Ad accompagnare i missili ci sono i bombardamenti mediatici nella rete che non ha confini e ci sono gli attacchi hacker a siti strategici occidentali. La chiamiamo cyber war, è guerra informatica.
Il punto è che questo accade mentre le nostre democrazie dell’informazione devono ancora imparare davvero a fare i conti con l’impatto della disintermediazione informativa nei processi di formazione dell’opinione pubblica. In questo momento il rapporto tra comunicazione e politica soffre di un sostanziale disallineamento tra il potere del web di formare l’opinione pubblica e la consapevolezza che il cittadino e lo stesso legislatore hanno di questo fenomeno. In mezzo, ci sono i giornalisti professionisti sempre più ostacolati nel loro lavoro dai tagli economici e dalla pressione a rincorrere ritmi e sensazionalismi social. E ci sono i partiti che rincorrono il fenomeno senza realmente governarlo, piuttosto contribuendo a quella che di fatto si percepisce come una asimmetria informativa.
Non è scontato il diritto dei cittadini ad essere informati. La preoccupazione è lecita e doverosa.
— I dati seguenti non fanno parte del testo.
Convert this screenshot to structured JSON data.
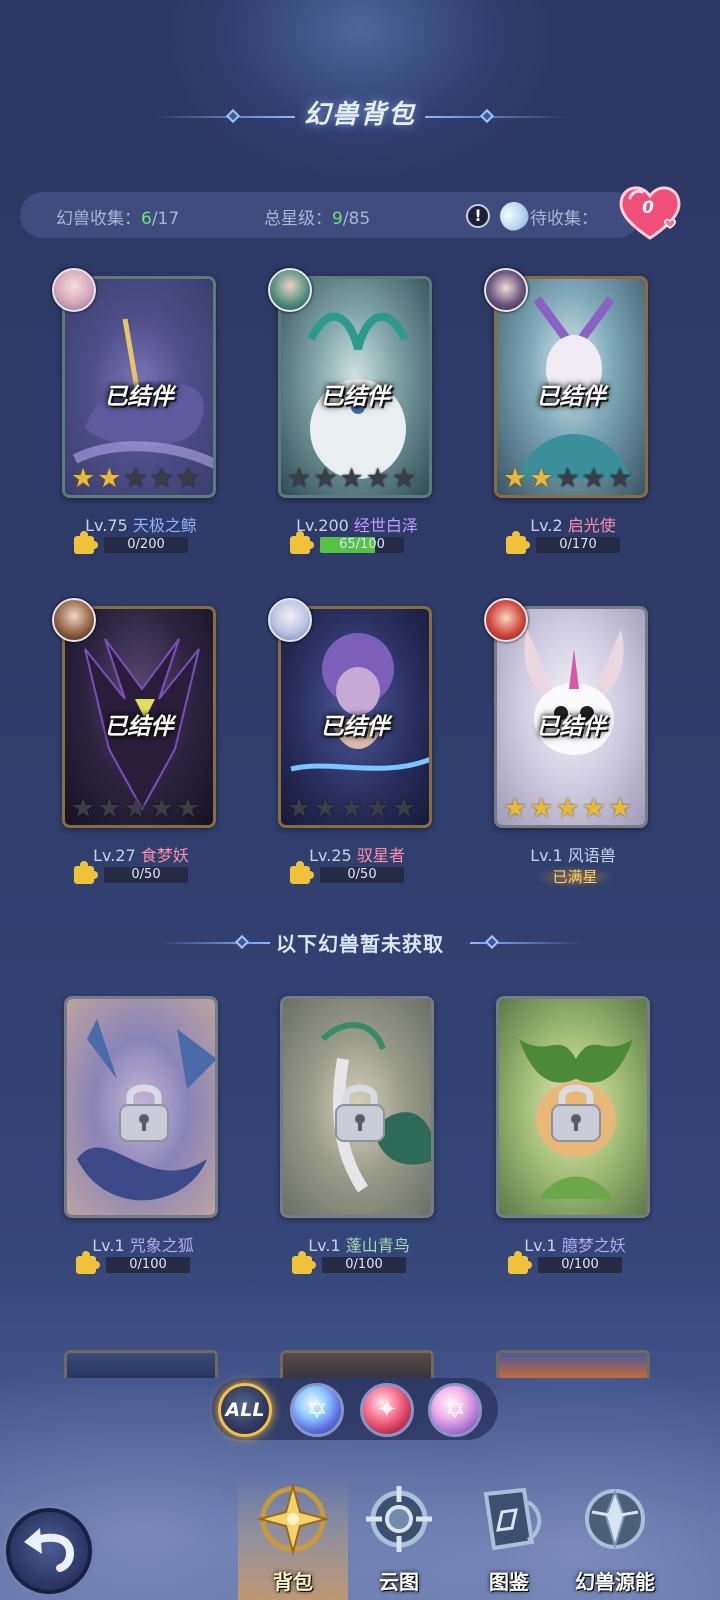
{
  "header": {
    "title": "幻兽背包"
  },
  "stats": {
    "collection_label": "幻兽收集：",
    "collection_owned": "6",
    "collection_total": "/17",
    "star_label": "总星级：",
    "star_owned": "9",
    "star_total": "/85",
    "pending_label": "待收集：",
    "heart_count": "0"
  },
  "owned_cards": [
    {
      "level": "Lv.75",
      "name": "天极之鲸",
      "status": "已结伴",
      "stars": 2,
      "progress_text": "0/200",
      "progress": 0
    },
    {
      "level": "Lv.200",
      "name": "经世白泽",
      "status": "已结伴",
      "stars": 0,
      "progress_text": "65/100",
      "progress": 0.65
    },
    {
      "level": "Lv.2",
      "name": "启光使",
      "status": "已结伴",
      "stars": 2,
      "progress_text": "0/170",
      "progress": 0
    },
    {
      "level": "Lv.27",
      "name": "食梦妖",
      "status": "已结伴",
      "stars": 0,
      "progress_text": "0/50",
      "progress": 0
    },
    {
      "level": "Lv.25",
      "name": "驭星者",
      "status": "已结伴",
      "stars": 0,
      "progress_text": "0/50",
      "progress": 0
    },
    {
      "level": "Lv.1",
      "name": "风语兽",
      "status": "已结伴",
      "stars": 5,
      "maxed_label": "已满星"
    }
  ],
  "locked_section_title": "以下幻兽暂未获取",
  "locked_cards": [
    {
      "level": "Lv.1",
      "name": "咒象之狐",
      "progress_text": "0/100",
      "progress": 0
    },
    {
      "level": "Lv.1",
      "name": "蓬山青鸟",
      "progress_text": "0/100",
      "progress": 0
    },
    {
      "level": "Lv.1",
      "name": "臆梦之妖",
      "progress_text": "0/100",
      "progress": 0
    }
  ],
  "filters": {
    "all_label": "ALL",
    "selected": "ALL"
  },
  "bottom_nav": {
    "items": [
      {
        "label": "背包",
        "active": true
      },
      {
        "label": "云图",
        "active": false
      },
      {
        "label": "图鉴",
        "active": false
      },
      {
        "label": "幻兽源能",
        "active": false
      }
    ]
  },
  "colors": {
    "accent_green": "#6fe07a",
    "gold": "#f0c23a",
    "star_on": "#e6b93a"
  }
}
In questa fase storica, in cui ad essere in gioco è la stessa pace mondiale, è fondamentale immaginare un’opinione pubblica all’altezza delle sfide, che significa consapevole delle priorità, in grado di fare pressione sui leader politici perché si impegnino per le vere priorità.
Sul piano mondiale, nonostante i molteplici sforzi mirati al dialogo costruttivo tra le nazioni, si sta minando il concetto di rispetto del diritto internazionale, perché alcuni Stati se ne fanno beffa ma anche perché si lavora affinche' l’opinione pubblica non ne riconosca il valore.
Sul piano interno delle varie nazioni, con tutte le debite differenze, si sta attentando ai diritti dei lavoratori e al welfare sociale.
Serve un nuovo patto sociale senza il quale ogni prospettiva di pace non può che perdere progressivamente di consistenza.
Ci sono tre elementi imprescindibili per costruire la pace: il dialogo tra le generazioni, quale base per la realizzazione di progetti condivisi; l’educazione, come fattore di libertà, responsabilità e sviluppo; il lavoro per una piena realizzazione della dignità umana. E poi chiarisce il punto fondamentale: si deve ragionare in termini di famiglia umana quando si ragiona di diritto al cibo e all’acqua potabile e alla salute. Pensare che altrimenti reggerà la pace in un mondo di insostenibili diseguaglianze è il più pesante e più grave messaggio di disinformazione. E’ falso pensare che mentre peggiorano gli effetti del cambiamento climatico e del degrado ambientale, mentre si aggrava il dramma della fame e della sete, si possa continuare a far dominare un modello economico basato sull’esasperato individualismo più che su una ragionevole condivisione solidale.
E nel giorno in cui ci ha lasciato il Papa emerito Benedetto XVI, è particolarmente importante ricordare la sua significativa ammonizione: “Il relativismo diffuso, secondo il quale tutto si equivale e non esiste alcuna verità, né alcun punto di riferimento assoluto, non genera la vera libertà, ma instabilità, smarrimento, conformismo alle mode del momento”. Con una consapevolezza: la disinformazione è la migliore alleata del relativismo. Insieme, a differenza dei valori che possono aggregare, producono disaggregazione e disaffezione, confusione e rancore. Tutti ingredienti utili alla conflittualità. L’augurio, quest’anno più che mai, è di ritrovare la sintesi più bella degli elementi che permettono ad ogni comunità di vivere in pace nella prospettiva di uno sviluppo umano integrale.